Songweb <—let me know if that doesn’t work.
In other words, objects, songs, poems, etc all have underlying meanings that make it mean what it does to you. Weinberger’s example that he took from German philosopher Martin Heidegger, is the meaning of a hammer. You basically have to imagine as if you had no idea what a hammer was, or what is was used for. You break down all the things that give a hammer meaning.
1. It’s a tool….2. It’s used with nails…3. nails are metal things with a flat top and sharp bottom that hold wood together….4. wood is made from trees…5. Trees grow from the ground…..6. We have to cut down a tree to use its wood….and the list goes on.

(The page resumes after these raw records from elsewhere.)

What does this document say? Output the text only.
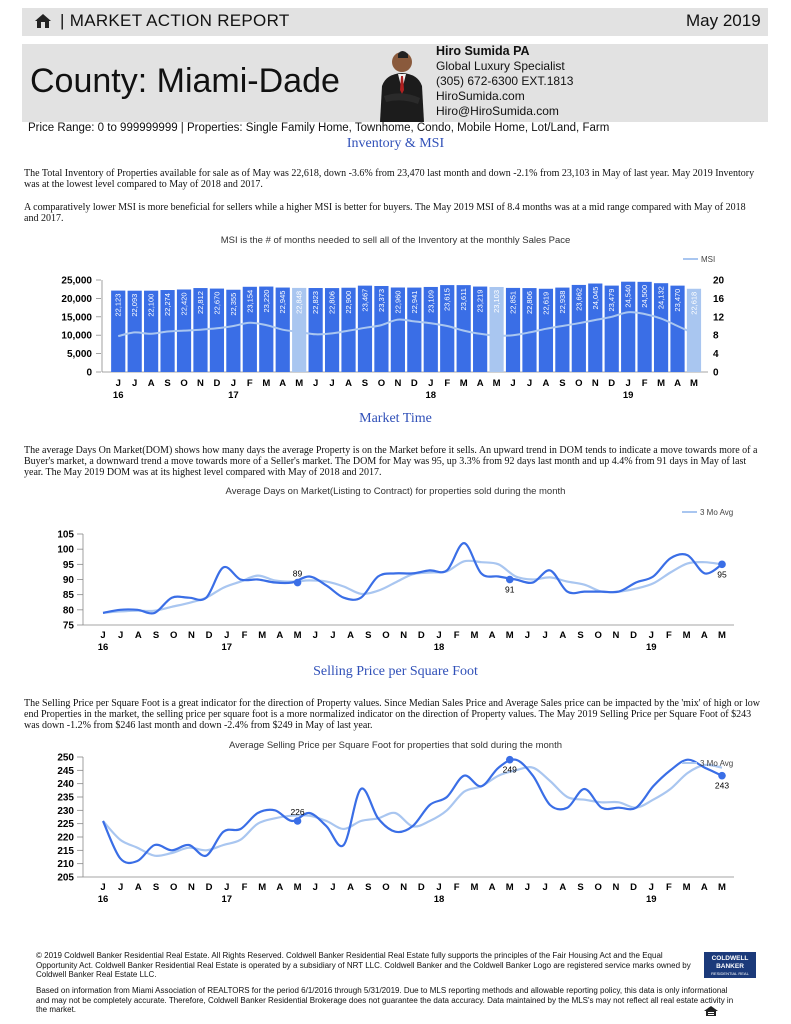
| MARKET ACTION REPORT	May 2019
County: Miami-Dade
Hiro Sumida PA
Global Luxury Specialist
(305) 672-6300 EXT.1813
HiroSumida.com
Hiro@HiroSumida.com
Price Range: 0 to 999999999 | Properties: Single Family Home, Townhome, Condo, Mobile Home, Lot/Land, Farm
Inventory & MSI
The Total Inventory of Properties available for sale as of May was 22,618, down -3.6% from 23,470 last month and down -2.1% from 23,103 in May of last year. May 2019 Inventory was at the lowest level compared to May of 2018 and 2017.
A comparatively lower MSI is more beneficial for sellers while a higher MSI is better for buyers. The May 2019 MSI of 8.4 months was at a mid range compared with May of 2018 and 2017.
MSI is the # of months needed to sell all of the Inventory at the monthly Sales Pace
0
5,000
10,000
15,000
20,000
25,000
0
4
8
12
16
20
22,123 22,093 22,100 22,274 22,420 22,812 22,670 22,355 23,154 23,220 22,945 22,848 22,823 22,806 22,900 23,467 23,373 22,960 22,941 23,109 23,615 23,611 23,219 23,103 22,851 22,806 22,619 22,938 23,662 24,045 23,479 24,540 24,500 24,132 23,470 22,618
MSI
J J A S O N D J F M A M J J A S O N D J F M A M J J A S O N D J F M A M
16	17	18	19
Market Time
The average Days On Market(DOM) shows how many days the average Property is on the Market before it sells. An upward trend in DOM tends to indicate a move towards more of a Buyer's market, a downward trend a move towards more of a Seller's market. The DOM for May was 95, up 3.3% from 92 days last month and up 4.4% from 91 days in May of last year. The May 2019 DOM was at its highest level compared with May of 2018 and 2017.
Average Days on Market(Listing to Contract) for properties sold during the month
75
80
85
90
95
100
105
89
91
95
3 Mo Avg
J J A S O N D J F M A M J J A S O N D J F M A M J J A S O N D J F M A M
16	17	18	19
Selling Price per Square Foot
The Selling Price per Square Foot is a great indicator for the direction of Property values. Since Median Sales Price and Average Sales price can be impacted by the 'mix' of high or low end Properties in the market, the selling price per square foot is a more normalized indicator on the direction of Property values. The May 2019 Selling Price per Square Foot of $243 was down -1.2% from $246 last month and down -2.4% from $249 in May of last year.
Average Selling Price per Square Foot for properties that sold during the month
205
210
215
220
225
230
235
240
245
250
226
249
243
3 Mo Avg
J J A S O N D J F M A M J J A S O N D J F M A M J J A S O N D J F M A M
16	17	18	19
© 2019 Coldwell Banker Residential Real Estate. All Rights Reserved. Coldwell Banker Residential Real Estate fully supports the principles of the Fair Housing Act and the Equal Opportunity Act. Coldwell Banker Residential Real Estate is operated by a subsidiary of NRT LLC. Coldwell Banker and the Coldwell Banker Logo are registered service marks owned by Coldwell Banker Real Estate LLC.
Based on information from Miami Association of REALTORS for the period 6/1/2016 through 5/31/2019. Due to MLS reporting methods and allowable reporting policy, this data is only informational and may not be completely accurate. Therefore, Coldwell Banker Residential Brokerage does not guarantee the data accuracy. Data maintained by the MLS's may not reflect all real estate activity in the market.
COLDWELL BANKER
RESIDENTIAL REAL ESTATE
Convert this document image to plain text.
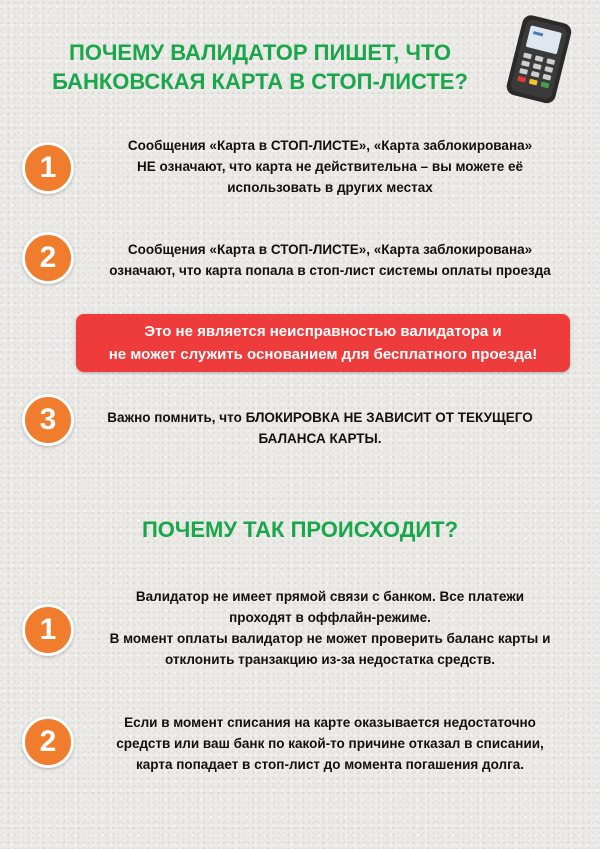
ПОЧЕМУ ВАЛИДАТОР ПИШЕТ, ЧТО
БАНКОВСКАЯ КАРТА В СТОП-ЛИСТЕ?
1

Сообщения «Карта в СТОП-ЛИСТЕ», «Карта заблокирована»
НЕ означают, что карта не действительна – вы можете её
использовать в других местах

2	Сообщения «Карта в СТОП-ЛИСТЕ», «Карта заблокирована»
означают, что карта попала в стоп-лист системы оплаты проезда

Это не является неисправностью валидатора и
не может служить основанием для бесплатного проезда!
3	Важно помнить, что БЛОКИРОВКА НЕ ЗАВИСИТ ОТ ТЕКУЩЕГО
БАЛАНСА КАРТЫ.

ПОЧЕМУ ТАК ПРОИСХОДИТ?
1

Валидатор не имеет прямой связи с банком. Все платежи
проходят в оффлайн-режиме.
В момент оплаты валидатор не может проверить баланс карты и
отклонить транзакцию из-за недостатка средств.

2

Если в момент списания на карте оказывается недостаточно
средств или ваш банк по какой-то причине отказал в списании,
карта попадает в стоп-лист до момента погашения долга.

Weinberger also explains, “that implicit web of relationships gives the things of our world their meaning” (170). Which is true, all those “leaves of meaning” that came off of one “branch”, (we can use the hammer example) give it meaning, and give it a purpose. This is true in the digital world as well. In the third order of order, the content and metadata are all digital. Things online have webs of meaning too, just like the hammer does. However it is up to the users to make sure each web of meaning for each thing doesn’t get too out of whack making it hard for the next searcher to find what they are looking for. We build our own webs of meaning by tagging, linking, blogging, tweeting, etc.
“We are building this connected miscellany link by link and tag by tag. Its value is in the implicit relationships that turn it into an infrastructure of meaning” (171).